Immune System Induction of Nerve Growth Factor in an Animal Model of Multiple Sclerosis: Implications in Re-Myelination and Myelin Repair.

Nerve growth factor (NGF) expression is augmented during neuroinflammation. However, its function in the dorsal root ganglia (DRG) and spinal cord (SC) during experimental autoimmune encephalomyelitis (EAE), the inflammatory model of Multiple Sclerosis, is indistinct.

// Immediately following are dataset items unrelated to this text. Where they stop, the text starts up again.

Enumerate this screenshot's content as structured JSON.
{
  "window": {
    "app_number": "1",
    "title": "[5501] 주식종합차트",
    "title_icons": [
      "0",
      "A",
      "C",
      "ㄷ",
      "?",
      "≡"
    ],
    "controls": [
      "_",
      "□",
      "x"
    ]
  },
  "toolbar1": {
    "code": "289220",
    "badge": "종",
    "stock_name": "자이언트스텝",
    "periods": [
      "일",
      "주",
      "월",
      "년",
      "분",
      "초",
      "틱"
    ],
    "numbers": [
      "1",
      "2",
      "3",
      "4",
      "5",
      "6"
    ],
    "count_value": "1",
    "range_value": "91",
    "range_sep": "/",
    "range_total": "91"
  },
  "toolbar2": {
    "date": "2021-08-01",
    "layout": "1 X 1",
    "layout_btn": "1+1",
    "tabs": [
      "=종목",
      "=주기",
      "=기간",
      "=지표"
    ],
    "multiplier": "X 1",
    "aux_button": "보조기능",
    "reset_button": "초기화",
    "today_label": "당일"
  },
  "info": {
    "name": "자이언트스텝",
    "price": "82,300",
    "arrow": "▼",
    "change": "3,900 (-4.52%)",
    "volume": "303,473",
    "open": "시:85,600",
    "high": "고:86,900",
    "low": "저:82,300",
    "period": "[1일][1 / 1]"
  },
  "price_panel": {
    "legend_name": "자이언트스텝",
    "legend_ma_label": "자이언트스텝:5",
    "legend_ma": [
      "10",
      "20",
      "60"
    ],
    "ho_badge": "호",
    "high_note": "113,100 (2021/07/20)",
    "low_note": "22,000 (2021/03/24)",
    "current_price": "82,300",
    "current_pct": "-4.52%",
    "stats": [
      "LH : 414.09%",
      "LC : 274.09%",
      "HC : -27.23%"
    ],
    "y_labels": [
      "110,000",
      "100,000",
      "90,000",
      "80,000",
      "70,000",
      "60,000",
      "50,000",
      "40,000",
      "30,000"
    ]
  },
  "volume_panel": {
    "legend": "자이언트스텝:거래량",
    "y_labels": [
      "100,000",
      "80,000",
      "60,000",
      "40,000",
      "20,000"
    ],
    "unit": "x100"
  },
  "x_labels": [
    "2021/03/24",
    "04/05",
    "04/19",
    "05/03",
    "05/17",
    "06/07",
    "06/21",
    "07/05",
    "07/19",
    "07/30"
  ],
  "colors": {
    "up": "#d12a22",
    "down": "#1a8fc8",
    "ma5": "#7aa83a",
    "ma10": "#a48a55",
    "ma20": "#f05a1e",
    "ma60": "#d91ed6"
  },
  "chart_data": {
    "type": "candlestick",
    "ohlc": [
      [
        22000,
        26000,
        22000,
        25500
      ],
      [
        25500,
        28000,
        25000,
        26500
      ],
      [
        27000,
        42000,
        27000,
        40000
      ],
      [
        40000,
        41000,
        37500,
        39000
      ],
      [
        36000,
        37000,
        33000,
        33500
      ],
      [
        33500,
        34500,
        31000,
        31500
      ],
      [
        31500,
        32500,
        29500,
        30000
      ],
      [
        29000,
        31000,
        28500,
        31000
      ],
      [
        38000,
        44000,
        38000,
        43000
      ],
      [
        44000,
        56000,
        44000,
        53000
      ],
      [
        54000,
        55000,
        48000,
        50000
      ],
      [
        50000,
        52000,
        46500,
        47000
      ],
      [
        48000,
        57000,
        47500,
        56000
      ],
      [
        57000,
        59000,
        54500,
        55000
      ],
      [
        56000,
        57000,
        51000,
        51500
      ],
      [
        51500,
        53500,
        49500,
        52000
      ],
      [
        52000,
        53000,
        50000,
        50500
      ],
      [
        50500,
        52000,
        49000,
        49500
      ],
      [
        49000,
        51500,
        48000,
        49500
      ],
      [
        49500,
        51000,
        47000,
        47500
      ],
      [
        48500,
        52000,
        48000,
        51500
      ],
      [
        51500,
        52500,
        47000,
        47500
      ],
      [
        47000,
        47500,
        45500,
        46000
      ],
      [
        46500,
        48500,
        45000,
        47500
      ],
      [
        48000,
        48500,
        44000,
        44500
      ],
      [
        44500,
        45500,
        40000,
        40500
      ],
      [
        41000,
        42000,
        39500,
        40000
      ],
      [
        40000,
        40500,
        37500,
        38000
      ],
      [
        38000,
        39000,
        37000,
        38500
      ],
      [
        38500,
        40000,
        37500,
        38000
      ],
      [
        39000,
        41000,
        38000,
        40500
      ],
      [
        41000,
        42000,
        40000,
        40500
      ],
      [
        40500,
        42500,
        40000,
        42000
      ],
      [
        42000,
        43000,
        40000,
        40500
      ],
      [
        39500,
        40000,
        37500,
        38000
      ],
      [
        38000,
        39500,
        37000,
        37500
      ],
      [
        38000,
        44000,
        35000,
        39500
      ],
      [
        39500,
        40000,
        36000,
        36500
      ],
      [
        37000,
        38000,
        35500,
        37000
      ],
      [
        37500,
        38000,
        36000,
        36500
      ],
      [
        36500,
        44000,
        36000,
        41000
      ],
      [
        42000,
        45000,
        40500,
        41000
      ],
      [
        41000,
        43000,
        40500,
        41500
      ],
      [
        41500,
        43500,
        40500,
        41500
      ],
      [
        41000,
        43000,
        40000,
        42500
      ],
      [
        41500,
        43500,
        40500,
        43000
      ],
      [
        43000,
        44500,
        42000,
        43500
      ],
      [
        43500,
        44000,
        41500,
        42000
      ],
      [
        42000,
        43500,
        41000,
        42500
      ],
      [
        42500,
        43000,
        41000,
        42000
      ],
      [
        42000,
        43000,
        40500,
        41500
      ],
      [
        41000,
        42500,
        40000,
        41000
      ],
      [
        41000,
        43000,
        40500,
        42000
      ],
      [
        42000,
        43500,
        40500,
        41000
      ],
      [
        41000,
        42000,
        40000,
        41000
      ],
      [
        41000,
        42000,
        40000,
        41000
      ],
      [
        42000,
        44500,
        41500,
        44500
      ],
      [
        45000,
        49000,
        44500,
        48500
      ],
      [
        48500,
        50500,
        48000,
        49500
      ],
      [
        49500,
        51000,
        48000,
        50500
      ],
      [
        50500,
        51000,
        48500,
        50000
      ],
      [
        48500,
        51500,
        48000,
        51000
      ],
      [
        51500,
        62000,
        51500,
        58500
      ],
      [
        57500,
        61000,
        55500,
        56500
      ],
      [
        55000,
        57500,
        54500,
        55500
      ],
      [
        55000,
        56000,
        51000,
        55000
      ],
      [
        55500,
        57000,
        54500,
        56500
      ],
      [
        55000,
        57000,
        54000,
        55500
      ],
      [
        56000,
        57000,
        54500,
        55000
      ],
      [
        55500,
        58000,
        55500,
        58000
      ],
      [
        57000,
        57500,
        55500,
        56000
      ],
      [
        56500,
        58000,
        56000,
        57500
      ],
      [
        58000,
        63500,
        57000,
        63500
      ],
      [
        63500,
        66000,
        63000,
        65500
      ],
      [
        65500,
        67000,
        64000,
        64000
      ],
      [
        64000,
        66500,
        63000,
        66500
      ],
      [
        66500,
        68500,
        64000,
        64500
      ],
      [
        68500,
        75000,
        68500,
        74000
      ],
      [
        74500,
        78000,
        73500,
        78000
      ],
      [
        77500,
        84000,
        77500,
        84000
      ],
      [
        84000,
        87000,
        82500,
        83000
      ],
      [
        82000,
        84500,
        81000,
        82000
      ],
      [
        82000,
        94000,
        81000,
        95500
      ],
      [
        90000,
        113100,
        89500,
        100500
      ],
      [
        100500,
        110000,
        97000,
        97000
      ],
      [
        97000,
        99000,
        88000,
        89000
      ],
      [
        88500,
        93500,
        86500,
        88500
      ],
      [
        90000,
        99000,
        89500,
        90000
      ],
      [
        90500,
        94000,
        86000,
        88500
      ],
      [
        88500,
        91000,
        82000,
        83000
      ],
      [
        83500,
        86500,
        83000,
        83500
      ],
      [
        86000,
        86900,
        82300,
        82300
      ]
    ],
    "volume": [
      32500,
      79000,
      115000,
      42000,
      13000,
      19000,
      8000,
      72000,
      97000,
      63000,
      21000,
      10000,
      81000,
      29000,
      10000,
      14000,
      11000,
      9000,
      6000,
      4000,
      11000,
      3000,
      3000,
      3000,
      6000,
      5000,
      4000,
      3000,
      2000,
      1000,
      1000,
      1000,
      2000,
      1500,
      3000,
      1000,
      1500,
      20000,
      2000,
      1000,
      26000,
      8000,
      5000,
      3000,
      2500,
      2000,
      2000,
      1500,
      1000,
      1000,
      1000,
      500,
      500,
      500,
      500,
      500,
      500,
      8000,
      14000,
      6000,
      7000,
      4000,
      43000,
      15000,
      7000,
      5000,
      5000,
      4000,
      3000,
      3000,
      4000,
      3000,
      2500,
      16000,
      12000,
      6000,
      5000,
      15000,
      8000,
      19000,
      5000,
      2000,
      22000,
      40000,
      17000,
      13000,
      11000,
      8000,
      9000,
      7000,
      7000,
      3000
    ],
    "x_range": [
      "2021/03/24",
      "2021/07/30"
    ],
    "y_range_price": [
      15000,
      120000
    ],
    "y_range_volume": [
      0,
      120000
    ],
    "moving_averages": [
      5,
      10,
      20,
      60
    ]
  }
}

Thus, the role of antigenically induced NGF in Lewis rats under a state of EAE was considered. NGF mRNA and protein expression were highly increased in DRG and SC tissues in animals with EAE. Between 18 and 24 days post induction (dpi), NGF mRNA and protein were elevated in the DRG, correlating with neurological recovery. In the SC, an increase in NGF protein at 12 dpi was, in contrast, preceded by neurological recovery. NGF mRNA expression became elevated in the SC at 15 dpi at the onset of neurological improvement and amelioration of EAE. This study revealed that antigenic induction of the 25 kDa pro-NGF isoform is associated with the disease course of EAE. Our findings suggest the induction of NGF represents an adaptive response against immune-mediated neuroinflammation in the DRG and SC that likely contributes to the EAE attenuation.